Consiglio comunale di fine anno, ma più che una chiusura ordinaria sembra un tentativo di mettere un punto – forse – a una delle vicende più ingarbugliate mai passate in aula.
Il cuore della seduta è tutto nella variante urbanistica del 2013, rimasta sospesa per dieci anni in una sorta di limbo amministrativo e oggi riportata in vita per essere – finalmente – approvata. Un’operazione che, più che pianificazione, somiglia a un lavoro di ricostruzione dopo un terremoto normativo: osservazioni della Provincia, norme da riscrivere, parti da stralciare, definizioni aggiornate e un equilibrio delicato tra ciò che era stato previsto e ciò che oggi è ancora legittimo applicare.
Tradotto: molte delle previsioni “espansive” vengono smontate pezzo per pezzo, riportando il piano dentro i binari della normativa sovraordinata. E meno male, verrebbe da dire.

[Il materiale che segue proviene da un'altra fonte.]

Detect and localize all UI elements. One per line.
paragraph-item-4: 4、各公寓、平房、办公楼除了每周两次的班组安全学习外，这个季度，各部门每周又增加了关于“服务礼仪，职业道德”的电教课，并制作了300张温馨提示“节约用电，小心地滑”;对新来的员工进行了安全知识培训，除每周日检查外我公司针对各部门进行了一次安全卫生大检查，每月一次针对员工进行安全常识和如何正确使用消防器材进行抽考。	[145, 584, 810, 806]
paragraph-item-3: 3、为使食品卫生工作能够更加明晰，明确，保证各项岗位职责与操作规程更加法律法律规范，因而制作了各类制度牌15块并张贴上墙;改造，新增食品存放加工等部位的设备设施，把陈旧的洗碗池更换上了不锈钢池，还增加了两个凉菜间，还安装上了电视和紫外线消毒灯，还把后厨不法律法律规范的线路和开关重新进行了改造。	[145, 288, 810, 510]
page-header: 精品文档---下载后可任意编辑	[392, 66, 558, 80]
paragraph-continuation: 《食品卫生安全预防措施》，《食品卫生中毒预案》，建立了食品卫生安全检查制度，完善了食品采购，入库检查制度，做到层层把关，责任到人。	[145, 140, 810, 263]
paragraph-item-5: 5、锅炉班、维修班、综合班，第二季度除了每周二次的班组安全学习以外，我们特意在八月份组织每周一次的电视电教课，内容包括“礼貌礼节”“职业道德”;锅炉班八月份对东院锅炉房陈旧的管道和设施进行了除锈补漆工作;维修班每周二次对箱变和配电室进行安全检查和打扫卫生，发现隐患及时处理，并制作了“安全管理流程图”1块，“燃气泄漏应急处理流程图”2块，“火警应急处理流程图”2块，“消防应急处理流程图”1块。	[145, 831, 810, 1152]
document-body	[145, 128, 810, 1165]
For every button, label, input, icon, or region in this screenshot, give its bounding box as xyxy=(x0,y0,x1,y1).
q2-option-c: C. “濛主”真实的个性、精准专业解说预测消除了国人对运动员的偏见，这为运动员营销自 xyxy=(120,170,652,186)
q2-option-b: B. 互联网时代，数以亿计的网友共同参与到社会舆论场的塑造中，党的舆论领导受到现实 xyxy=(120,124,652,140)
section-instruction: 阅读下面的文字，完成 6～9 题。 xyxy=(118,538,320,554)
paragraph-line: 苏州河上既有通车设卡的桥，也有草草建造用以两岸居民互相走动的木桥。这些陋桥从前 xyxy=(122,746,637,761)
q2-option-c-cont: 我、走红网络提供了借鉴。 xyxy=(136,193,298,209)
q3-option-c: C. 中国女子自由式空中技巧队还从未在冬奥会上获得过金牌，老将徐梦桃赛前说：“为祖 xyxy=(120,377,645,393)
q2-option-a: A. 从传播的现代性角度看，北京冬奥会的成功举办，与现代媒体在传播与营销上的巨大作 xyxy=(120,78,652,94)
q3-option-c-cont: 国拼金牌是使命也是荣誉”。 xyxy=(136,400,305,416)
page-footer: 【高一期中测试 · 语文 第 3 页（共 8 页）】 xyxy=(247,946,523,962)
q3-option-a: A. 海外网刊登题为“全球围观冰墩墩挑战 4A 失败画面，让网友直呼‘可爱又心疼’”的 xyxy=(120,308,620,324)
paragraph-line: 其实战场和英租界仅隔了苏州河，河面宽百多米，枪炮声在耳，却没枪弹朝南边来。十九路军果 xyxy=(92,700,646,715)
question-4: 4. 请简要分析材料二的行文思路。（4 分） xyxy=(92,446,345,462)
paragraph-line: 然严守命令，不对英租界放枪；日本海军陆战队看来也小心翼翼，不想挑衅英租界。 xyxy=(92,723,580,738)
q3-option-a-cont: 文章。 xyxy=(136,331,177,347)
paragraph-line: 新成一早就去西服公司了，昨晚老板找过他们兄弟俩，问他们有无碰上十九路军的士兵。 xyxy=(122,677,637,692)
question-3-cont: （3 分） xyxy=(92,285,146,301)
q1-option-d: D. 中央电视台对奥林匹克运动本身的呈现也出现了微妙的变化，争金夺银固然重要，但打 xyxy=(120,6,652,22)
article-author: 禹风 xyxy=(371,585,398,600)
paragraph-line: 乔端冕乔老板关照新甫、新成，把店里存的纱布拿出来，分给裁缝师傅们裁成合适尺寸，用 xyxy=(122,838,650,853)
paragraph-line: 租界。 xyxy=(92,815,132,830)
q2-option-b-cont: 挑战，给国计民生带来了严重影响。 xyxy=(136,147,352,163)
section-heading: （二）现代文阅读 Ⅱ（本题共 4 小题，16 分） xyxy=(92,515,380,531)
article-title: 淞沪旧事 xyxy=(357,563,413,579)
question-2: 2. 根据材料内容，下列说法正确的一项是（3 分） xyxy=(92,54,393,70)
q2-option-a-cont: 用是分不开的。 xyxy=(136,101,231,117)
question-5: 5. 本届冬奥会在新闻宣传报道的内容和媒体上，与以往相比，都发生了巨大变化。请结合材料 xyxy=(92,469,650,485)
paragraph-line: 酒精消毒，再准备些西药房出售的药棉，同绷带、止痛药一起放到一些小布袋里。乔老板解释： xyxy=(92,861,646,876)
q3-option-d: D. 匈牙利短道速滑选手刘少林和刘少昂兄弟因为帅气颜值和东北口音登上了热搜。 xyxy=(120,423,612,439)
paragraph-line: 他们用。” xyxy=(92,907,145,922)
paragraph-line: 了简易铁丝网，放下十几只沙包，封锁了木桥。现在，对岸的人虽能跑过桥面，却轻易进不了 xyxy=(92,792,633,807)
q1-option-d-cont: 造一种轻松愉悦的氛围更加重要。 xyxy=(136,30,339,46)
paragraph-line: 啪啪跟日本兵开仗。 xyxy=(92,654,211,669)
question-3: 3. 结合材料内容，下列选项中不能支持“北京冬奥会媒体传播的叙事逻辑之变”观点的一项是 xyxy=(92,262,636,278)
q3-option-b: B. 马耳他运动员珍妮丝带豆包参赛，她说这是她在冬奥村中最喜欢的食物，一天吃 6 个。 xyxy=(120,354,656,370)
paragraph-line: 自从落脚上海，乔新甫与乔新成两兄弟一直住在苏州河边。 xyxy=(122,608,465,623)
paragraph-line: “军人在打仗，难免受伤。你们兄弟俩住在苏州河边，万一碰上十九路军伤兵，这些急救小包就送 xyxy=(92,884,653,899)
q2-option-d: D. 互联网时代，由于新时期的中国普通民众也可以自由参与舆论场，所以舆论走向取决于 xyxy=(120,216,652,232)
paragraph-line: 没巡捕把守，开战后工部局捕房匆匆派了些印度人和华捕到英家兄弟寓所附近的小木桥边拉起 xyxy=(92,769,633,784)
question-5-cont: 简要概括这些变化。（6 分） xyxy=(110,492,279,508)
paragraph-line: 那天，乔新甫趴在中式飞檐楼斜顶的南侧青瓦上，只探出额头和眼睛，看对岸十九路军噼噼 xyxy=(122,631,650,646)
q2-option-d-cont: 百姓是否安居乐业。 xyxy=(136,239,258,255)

Ma il vero nodo politico non è la tecnica – pur complessa – bensì tutto ciò che gira intorno. Perché la discussione in aula lo chiarisce senza troppi giri di parole:
- una variante adottata e applicata subito, senza salvaguardia
- mai approvata per dieci anni
- nel frattempo utilizzata come se fosse vigente
- e addirittura affiancata da una versione “fantasma” mai votata da nessuno
Un capolavoro amministrativo, si direbbe.
La maggioranza prova a chiudere il cerchio rivendicando il lavoro fatto negli ultimi mesi: ricognizione delle pratiche, confronto con Provincia e Regione, parere legale e costruzione di una soluzione “sartoriale” che – a loro dire – dovrebbe coprire oltre il 90% dei casi emersi.
L’obiettivo è chiaro: mettere un punto fermo e dare agli uffici uno strumento utilizzabile da subito.
L’opposizione, invece, tiene il punto su due aspetti:
- la legittimità del percorso, giudicato quantomeno forzato
- le responsabilità politiche, soprattutto per il silenzio tenuto per mesi quando il problema era già noto
E qui il confronto si alza di tono. Perché non è più solo una questione urbanistica, ma di metodo: chi sapeva, quando, e perché non ha parlato prima.
Nel mezzo, resta un dato difficile da aggirare: oggi si prova a “sanare” una situazione che, di fatto, non avrebbe mai dovuto esistere. E lo si fa con un’operazione che non chiude tutto, ma sposta il problema su una seconda fase: sanatorie, verifiche puntuali, possibili contenziosi. Il capitolo non è chiuso, è solo passato al livello successivo.
Curiosità
- Dieci anni di ritardo sulla variante… ma il parere della Soprintendenza arrivato fuori termine fa quasi sorridere. Questione di prospettive.
- Oltre 670 pratiche edilizie analizzate “a campione”: tranquillizzante… fino a un certo punto.
- La soluzione dovrebbe coprire “oltre il 90% dei casi”. Quel restante 10%? Spoiler: prima o poi busserà alla porta.
- Si chiude il capitolo 1 (variante), si apre ufficialmente il capitolo 2 (sanatorie, costi, responsabilità).
Chiusura
La maggioranza vota compatta, l’opposizione esce dall’aula: equilibrio politico rispettato, copione noto.
Ma al di là del voto, resta una domanda semplice:
è davvero finita qui… o è solo l’inizio della resa dei conti?